Мермоз пытается пустить в ход свое обаяние, однако заместитель министра резко обрывает его тоном, не терпящим возражений:
– Успех не гарантирован, и на данный момент этот маршрут нереализуем. Аргентинская пресса от вас весьма зависима, поэтому, чтобы вы не выкинули что-то, что может поставить под угрозу репутацию французской авиации, мы ограничили поставки вам горючего лимитом в полторы тысячи литров.
Он поправляет оправу и полагает разговор оконченным. Или на это рассчитывает. Лицо Мермоза наливается такой огнедышащей краской гнева, что у заместителя министра запотевают очки.
– Единственное, что ставит под сомнение славу Франции, – так это отсутствие у вас храбрости!
Мермоз разворачивается на сто восемьдесят градусов и покидает политика на глазах у встревоженного скандалом посла и его приглашенных. Официальная жалоба на начальника летного состава компании «Аэропосталь» Жана Мермоза через два дня ложится на стол месье Дора в Монтодране. В соответствии с его прямым указанием секретарь сдает жалобу в архив.
Глава 45. Кап-Джуби (Марокко), 1929 год
У Нефертити появился загон. Теперь ни один лев не сможет на нее напасть, не смогут это сделать и бедуины или скучающие солдаты. Тони подходит к ней, и, когда он протягивает к ней руку, она покорно позволяет погладить себя по мордочке. Ни разу в жизни не случалось ему видеть, чтобы кто-то смотрел на него так пристально, как смотрит это грациозное травоядное животное. Ему кажется, что людям стоило бы многому поучиться у мудрых газелей. Газели еще никогда не воевали между собой. В черном стекле ее глаз мудрец прочтет историю Земли.
Сегодня приезжает почта, так что Тони проверяет готовность полосы, подключается к радио, чтобы убедиться, что все в порядке, а в оставшееся до прилета своих коллег время решает вернуться к Бернису и Женевьеве.
В прошлый раз он оставил их в скромном автомобиле Берниса, и едут они, сами не зная куда. Подальше от Парижа – это все, о чем просила Женевьева.
Она измотана мучительными неделями, у нее жар. Бернис в сто раз более охотно управлял бы сейчас самолетом, чем автомобилем, – ночью и под дождем, без подходящей посадочной полосы, где можно было бы приземлиться.
Уже поздно, она дремлет, убаюканная лихорадкой, и он решает свернуть с шоссе и заехать в первый попавшийся город. Струи дождя заливают узкие улочки. Туман снаружи и запотевшие стекла внутри размывают контуры всего вокруг. Вслепую движутся они по дну аквариума.
Бернис выходит из машины – расспросить людей в пока еще открытом кафе, и ему показывают дорогу к ближайшему хостелу.
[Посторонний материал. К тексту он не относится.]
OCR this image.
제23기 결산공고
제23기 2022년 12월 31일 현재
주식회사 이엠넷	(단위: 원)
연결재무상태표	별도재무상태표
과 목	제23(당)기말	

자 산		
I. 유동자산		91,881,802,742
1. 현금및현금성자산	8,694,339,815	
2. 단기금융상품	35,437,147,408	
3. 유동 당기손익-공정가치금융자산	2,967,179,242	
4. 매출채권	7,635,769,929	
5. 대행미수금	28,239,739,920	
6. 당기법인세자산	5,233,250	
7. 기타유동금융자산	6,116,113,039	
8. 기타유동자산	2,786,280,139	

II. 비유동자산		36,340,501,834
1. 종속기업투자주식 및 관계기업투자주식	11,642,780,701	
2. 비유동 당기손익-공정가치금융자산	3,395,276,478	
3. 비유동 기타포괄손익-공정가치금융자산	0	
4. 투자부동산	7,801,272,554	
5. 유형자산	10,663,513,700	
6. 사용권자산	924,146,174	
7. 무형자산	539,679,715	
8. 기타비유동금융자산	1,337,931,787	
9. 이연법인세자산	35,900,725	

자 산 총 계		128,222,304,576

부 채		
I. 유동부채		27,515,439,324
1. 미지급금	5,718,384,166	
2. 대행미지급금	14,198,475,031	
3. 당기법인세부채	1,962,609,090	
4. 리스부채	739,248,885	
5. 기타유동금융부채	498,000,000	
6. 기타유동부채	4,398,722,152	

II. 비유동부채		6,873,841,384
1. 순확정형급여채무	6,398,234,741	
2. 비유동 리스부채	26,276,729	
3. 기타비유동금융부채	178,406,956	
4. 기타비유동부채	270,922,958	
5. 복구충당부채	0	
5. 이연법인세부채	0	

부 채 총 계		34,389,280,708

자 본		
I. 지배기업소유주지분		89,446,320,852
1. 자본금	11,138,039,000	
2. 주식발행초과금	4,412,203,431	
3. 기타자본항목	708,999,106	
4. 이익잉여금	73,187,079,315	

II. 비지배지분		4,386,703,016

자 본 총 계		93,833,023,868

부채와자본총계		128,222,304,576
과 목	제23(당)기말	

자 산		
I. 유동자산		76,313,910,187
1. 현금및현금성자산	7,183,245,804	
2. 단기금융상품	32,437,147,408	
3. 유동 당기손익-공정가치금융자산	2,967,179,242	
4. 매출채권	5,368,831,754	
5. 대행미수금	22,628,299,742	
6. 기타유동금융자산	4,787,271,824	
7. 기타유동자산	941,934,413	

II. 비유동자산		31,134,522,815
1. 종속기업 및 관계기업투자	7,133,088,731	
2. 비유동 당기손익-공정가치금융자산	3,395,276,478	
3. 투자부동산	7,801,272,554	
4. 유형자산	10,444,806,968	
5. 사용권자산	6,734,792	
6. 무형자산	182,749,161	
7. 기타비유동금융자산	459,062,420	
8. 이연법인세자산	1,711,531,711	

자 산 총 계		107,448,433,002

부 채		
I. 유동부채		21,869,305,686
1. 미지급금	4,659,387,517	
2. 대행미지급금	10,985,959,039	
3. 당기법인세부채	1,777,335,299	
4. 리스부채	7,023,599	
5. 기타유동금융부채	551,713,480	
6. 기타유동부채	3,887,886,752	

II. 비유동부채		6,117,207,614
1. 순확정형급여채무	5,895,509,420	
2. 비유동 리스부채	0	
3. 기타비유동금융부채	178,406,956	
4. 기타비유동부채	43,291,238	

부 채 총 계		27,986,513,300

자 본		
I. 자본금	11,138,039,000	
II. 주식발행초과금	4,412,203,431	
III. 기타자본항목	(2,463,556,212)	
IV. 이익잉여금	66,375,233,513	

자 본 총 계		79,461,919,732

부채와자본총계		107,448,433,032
На рецепции пахнет пригоревшей едой. Мужчина с землисто-бледным и плохо выбритым лицом клюет носом за стойкой, на которой видны маленькие холмики трухи – результат деятельности жуков-точильщиков. Бернис колеблется: просить две комнаты или одну с двумя кроватями. Заметив нерешительность на лице клиента, мужчина поднимает бровь и спрашивает его, состоят ли они в браке.
– В браке?
Бернис так долго раздумывает над ответом, что мужчина ответ уже знает и так по-хамски с ног до головы оглядывает Женевьеву, что, не будь им столь необходим ночлег, Бернис перепрыгнул бы стойку и набил наглецу его глупую харю.
– Две комнаты, пожалуйста.
– У меня свободна только одна.
– Хорошо. Согласен. Мы с ней…
– Это меня не интересует.
И заламывает невообразимую цену за комнату, которую требует оплатить вперед, после чего протягивает Бернису ключ.
Комната под стать всему остальному. Узкая, холодная, с влажными простынями и застарелым запахом табака. Он спрашивает у Женевьевы, не сходить ли ему за горячим чаем, она лишь молча мотает головой.
– Я устала…
И это все, что может она сказать. Ложится на двуспальную кровать и засыпает. Есть одеяло, но грязное. Он накрывает ее своим пальто и садится в единственное кресло. Немного волнуясь, наблюдает за тем, как она спит. И чувствует себя неудачником оттого, что не смог привести ее в более достойное ее место, чем эта тоскливая хибара.
Совсем не похоже на то, какой он в мечтах представлял себе их первую ночь.
Тони отрывает пальцы от клавиатуры.
Никто не удосужился ему рассказать, что действительность не в ладу с мечтами.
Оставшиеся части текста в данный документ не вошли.